Tricot pack a lot of musical ideas into a single song — and they unwind or abruptly pause their guitar playing, all based on a sense of intuition. However, the band also prizes economy on their latest five-track EP, a set that’s tightly sequenced for a concise and continuous narrative: one falls out of love (“Daihatsumei”), yearns to fall back in love (“Butter”), finds something new (“Reflection”), has a fight and makes up (“Waruguchi”), rinse and repeat. “Daihatsumei” introduces a classic Tricot line-up of scribbled guitar riffs, stuffed drum fills, and a sharply shifting chorus. Caught in the commotion, frontwoman Ikkyu Nakajima remains bashful and hopeless: “At this point, confidence/ A secret trick / I’ve got none,” she sighs, giving up on saving a crumbling relationship.
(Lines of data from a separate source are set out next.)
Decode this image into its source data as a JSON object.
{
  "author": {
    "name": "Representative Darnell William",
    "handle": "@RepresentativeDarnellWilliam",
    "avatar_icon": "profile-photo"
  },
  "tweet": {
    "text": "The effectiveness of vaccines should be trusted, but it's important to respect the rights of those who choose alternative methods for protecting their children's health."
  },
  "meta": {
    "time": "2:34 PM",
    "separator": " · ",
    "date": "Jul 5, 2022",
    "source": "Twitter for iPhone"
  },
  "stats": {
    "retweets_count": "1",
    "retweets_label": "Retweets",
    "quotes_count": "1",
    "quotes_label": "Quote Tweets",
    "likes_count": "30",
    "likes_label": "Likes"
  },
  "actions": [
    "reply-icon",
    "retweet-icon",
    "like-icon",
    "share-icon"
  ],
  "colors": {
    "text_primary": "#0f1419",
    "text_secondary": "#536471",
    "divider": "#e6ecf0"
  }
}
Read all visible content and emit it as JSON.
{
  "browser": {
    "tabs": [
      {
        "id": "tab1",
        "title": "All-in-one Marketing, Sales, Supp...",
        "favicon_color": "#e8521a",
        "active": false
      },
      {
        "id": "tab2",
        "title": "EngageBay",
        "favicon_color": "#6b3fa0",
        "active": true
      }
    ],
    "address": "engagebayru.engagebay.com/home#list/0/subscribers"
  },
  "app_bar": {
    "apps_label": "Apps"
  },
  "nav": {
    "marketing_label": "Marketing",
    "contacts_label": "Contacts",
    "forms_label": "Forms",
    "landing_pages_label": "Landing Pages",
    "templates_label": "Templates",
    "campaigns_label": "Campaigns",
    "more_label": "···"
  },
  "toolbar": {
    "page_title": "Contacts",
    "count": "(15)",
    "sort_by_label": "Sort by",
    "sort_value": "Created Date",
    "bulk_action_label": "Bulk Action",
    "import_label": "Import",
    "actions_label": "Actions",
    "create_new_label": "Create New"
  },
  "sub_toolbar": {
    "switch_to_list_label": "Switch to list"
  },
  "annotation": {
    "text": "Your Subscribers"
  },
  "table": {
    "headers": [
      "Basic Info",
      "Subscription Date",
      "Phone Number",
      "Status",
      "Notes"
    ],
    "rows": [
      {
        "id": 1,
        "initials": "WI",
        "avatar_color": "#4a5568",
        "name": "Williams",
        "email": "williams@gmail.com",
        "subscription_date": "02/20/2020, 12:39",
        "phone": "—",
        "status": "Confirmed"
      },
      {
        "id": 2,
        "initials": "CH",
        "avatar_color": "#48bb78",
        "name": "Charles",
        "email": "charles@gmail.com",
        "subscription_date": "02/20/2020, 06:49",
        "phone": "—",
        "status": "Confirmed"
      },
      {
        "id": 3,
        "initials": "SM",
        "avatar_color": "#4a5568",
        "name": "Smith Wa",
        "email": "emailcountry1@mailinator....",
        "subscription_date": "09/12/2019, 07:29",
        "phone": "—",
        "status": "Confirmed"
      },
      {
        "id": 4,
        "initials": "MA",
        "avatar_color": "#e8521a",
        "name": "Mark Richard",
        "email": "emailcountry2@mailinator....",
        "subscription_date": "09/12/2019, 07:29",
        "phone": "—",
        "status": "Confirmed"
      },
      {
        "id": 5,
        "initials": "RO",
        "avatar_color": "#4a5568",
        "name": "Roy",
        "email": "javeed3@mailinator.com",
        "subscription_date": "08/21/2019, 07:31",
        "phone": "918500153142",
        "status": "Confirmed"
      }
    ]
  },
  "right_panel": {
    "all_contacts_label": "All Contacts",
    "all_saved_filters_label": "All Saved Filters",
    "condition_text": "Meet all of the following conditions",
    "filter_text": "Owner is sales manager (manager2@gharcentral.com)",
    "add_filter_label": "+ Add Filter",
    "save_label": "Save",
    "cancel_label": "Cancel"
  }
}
Her defeated vocal bleeds into “Butter,” which grows denser in its melancholic mood as the band stretches out this pensive longing in a near six-minute slow dance. “Reflection,” meanwhile, acts as the flip-side to the preceding song, with its length dedicated to admiring a newfound love from every angle. The languid music gets cut in “Waraguchi” (‘Badmouthing’), but the effervescence still shines through, shading the narrative about a lover’s quarrel in support of an endearing story: “I can listen to it forever/ Because that’s you” Nakajima affectionately sings, referring to her partner’s various flaws. If set right, Repeat eventually circles back to the opening line of “Daihatsumei”: “Ah, it always ends up the same / My ex-charm points get on your nerves.” And Tricot wrestles, again and again, with the set narrative, as if they don’t already know the course of their story.


Published as part of Foreign Correspondent | Issue 4.